150,000 security cameras allegedly breached in “too much fun” hack

News outlet Bloomberg has gone public with a dramatic cybersecurity news story about surveillance.

Bloomberg claims that an “international hacker collective” was responsible for breaking into a network of 150,000 surveillance cameras and purloining private footage from live video feeds.

According to Bloomberg, one of the hacking crew, Tillie Kottmann, claimed to have broken into cloud-based camera surveillance company Verkada and accessed a huge swathe of internal data.

This apparently included real-time access of up to 150,000 surveillance cameras at Verkada customer sites, as well as other real-time information such as access control data from Verkada customers.

Car maker Tesla, internet provider Cloudflare and numerous health and law enforcement organisations are claimed in Bloomberg’s piece as some of the victims.

Why the hack?

Kottmann, says Bloomberg, gave a laundry list of libertarian-sounding reasons for the hack, including anti-capitalist sentiment and opposition to the very concept of intellectual property.

However, the list of reasons rather notably starts with “curiosity” and ends with the fact that it was “just too much fun not to do it“.

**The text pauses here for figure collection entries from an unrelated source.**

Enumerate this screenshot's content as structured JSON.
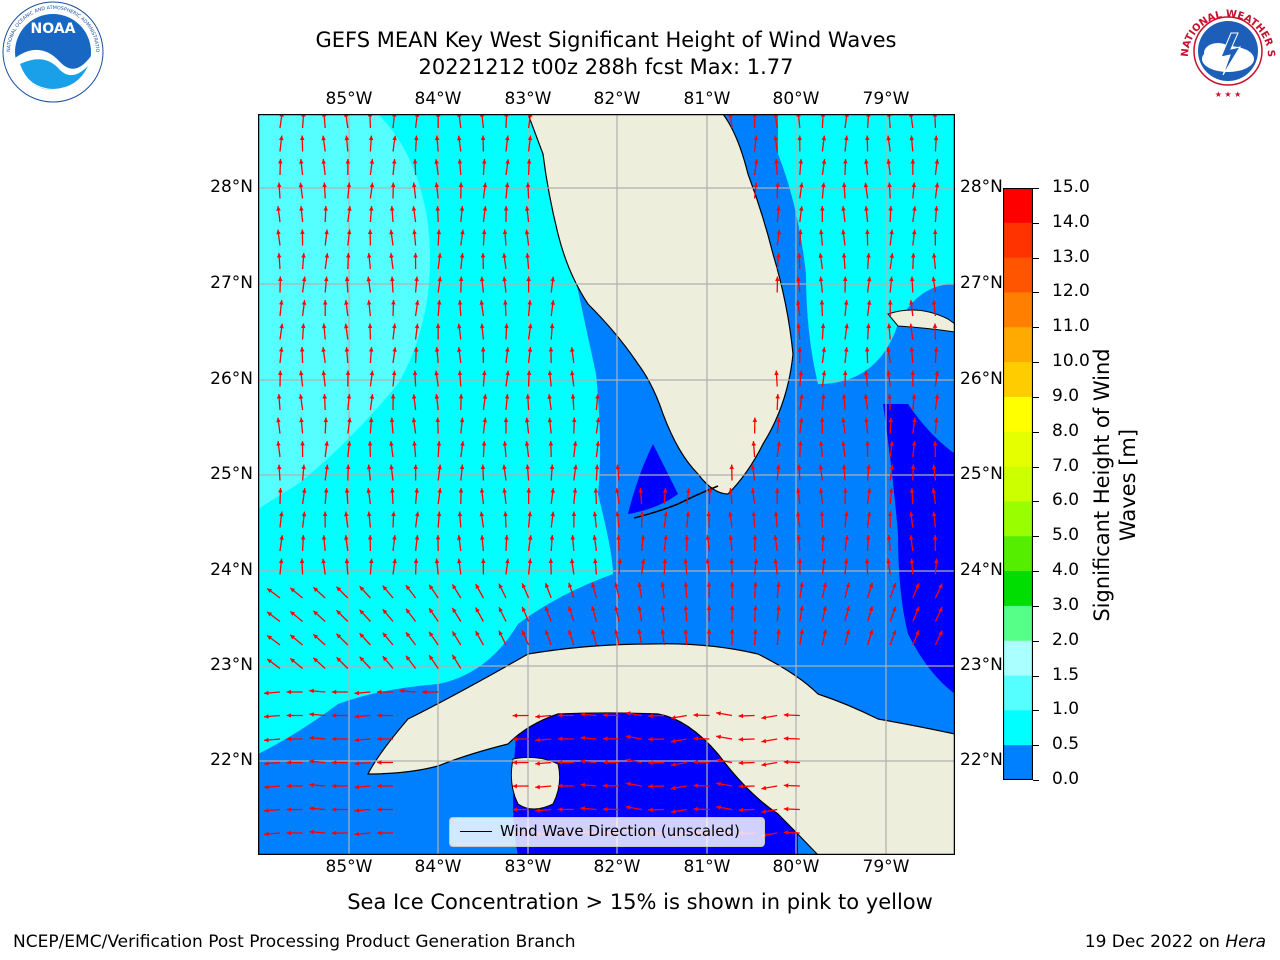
{
  "header": {
    "title_line1": "GEFS MEAN Key West Significant Height of Wind Waves",
    "title_line2": "20221212 t00z 288h fcst   Max: 1.77"
  },
  "logos": {
    "left": "NOAA",
    "left_ring": "NATIONAL OCEANIC AND ATMOSPHERIC ADMINISTRATION · U.S. DEPARTMENT OF COMMERCE",
    "right_ring": "NATIONAL WEATHER SERVICE"
  },
  "map": {
    "lon_labels": [
      "85°W",
      "84°W",
      "83°W",
      "82°W",
      "81°W",
      "80°W",
      "79°W"
    ],
    "lat_labels": [
      "28°N",
      "27°N",
      "26°N",
      "25°N",
      "24°N",
      "23°N",
      "22°N"
    ],
    "legend_label": "Wind Wave Direction (unscaled)",
    "colors": {
      "land": "#eeeedc",
      "band_0_0.5": "#0000ff",
      "band_0.5_1.0": "#0080ff",
      "band_1.0_1.5": "#00ffff",
      "band_1.5_2.0": "#55ffff",
      "arrow": "#ff0000",
      "grid": "#b0b0b0"
    }
  },
  "colorbar": {
    "label": "Significant Height of Wind Waves [m]",
    "ticks": [
      "15.0",
      "14.0",
      "13.0",
      "12.0",
      "11.0",
      "10.0",
      "9.0",
      "8.0",
      "7.0",
      "6.0",
      "5.0",
      "4.0",
      "3.0",
      "2.0",
      "1.5",
      "1.0",
      "0.5",
      "0.0"
    ],
    "band_colors": [
      "#ff0000",
      "#ff3300",
      "#ff5500",
      "#ff8000",
      "#ffaa00",
      "#ffcc00",
      "#ffff00",
      "#e6ff00",
      "#ccff00",
      "#99ff00",
      "#55ee00",
      "#00dd00",
      "#55ff88",
      "#aaffff",
      "#55ffff",
      "#00ffff",
      "#0080ff",
      "#0000ff"
    ]
  },
  "footer": {
    "note": "Sea Ice Concentration > 15% is shown in pink to yellow",
    "credit_left": "NCEP/EMC/Verification Post Processing Product Generation Branch",
    "credit_right_date": "19 Dec 2022 on ",
    "credit_right_host": "Hera"
  }
}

The concept of hacking-just-for-fun was perhaps most notoriously adopted in the past decade by the cybercrew who called themselves LulzSec, and whose infamous motto was “Laughing at your security since 2011.”

LulzSec banner and motto from the early 2010s.

Things didn’t end too well for some of the LulzSec gang, who were fairly quickly identified, charged and convicted of various cybercrime offences.

Viewing the evidence

Bloomberg says it’s seen camera footage that substantiates Kottmann’s claims to have accessed video feeds online, and says that the feeds stopped after it reported the incident to Verkada.

Verkada apparently told Bloomberg that it had “disabled all internal administrator accounts to prevent any unauthorized access.”

Administrator access is supposed to be how the infiltrators got in to start with – not so much by fiendish hacking as by a combination of poor cybersecurity practices and good luck:

The hackers’ methods were unsophisticated: they gained access to Verkada through a “Super Admin” account, allowing them to peer into the cameras of all of its customers. Kottmann says they found a user name and password for an administrator account publicly exposed on the internet.

What’s likely to happen next in this saga isn’t clear.

Kottmann, at any rate, who apparently tweeted as @nyancrimew, is now suspended from the platform for violating Twitter rules.

What to do?

Don’t let this happen to you.

  • Don’t create so-called super-admin accounts that make it possible for one individual to access any and all data at will. Make sure you not only have limits on just how much harm any individual user might do on their own, but also that you pay attention to any alerts warning you of users trying to get access to controlled resources.
  • Don’t assume that all attackers are motivated by money. Attacks for old-school reasons, including simply “because it was there”, are no less intrusive or disruptive, especially if confidential customer data is at risk.
  • Don’t forget that you can outource the work but not the responsibility. Assessing the cybersecurity strengths and weaknesses of the providers you work with may feel like a burden that slows your business down, but you need to ensure that your suppliers are operating at or above your own security standards.
  • Keep an eye on your cloud assets in case you’re exposing data where you shouldn’t. Tools like Sophos Cloud Optix can’t stop you telling the right passwords to the wrong people, but they can help you to control your exposure and identify cloud assets that are visible where they aren’t supposed to be.
  • Use end-to-end encryption wherever you can. If you are collecting surveillance data from customer sites but will never need to examine it yourself, encrypt it with your customers’ keys right at source and only ever transmit or store it in encrypted form.

Remember that even if you are collecting data from your customers so you can process it for them, such as doing real-time image recognition to generate alerts based on dangerous situations or prohibited access, you can still use end-to-end encryption inside your own network.

For example, encrypting data at source from a camera so that it can’t be decrypted until it reaches your (presumably additionally secured) image processing servers helps to limit the number of people and devices on your network where sensitive data could be intercepted and stolen.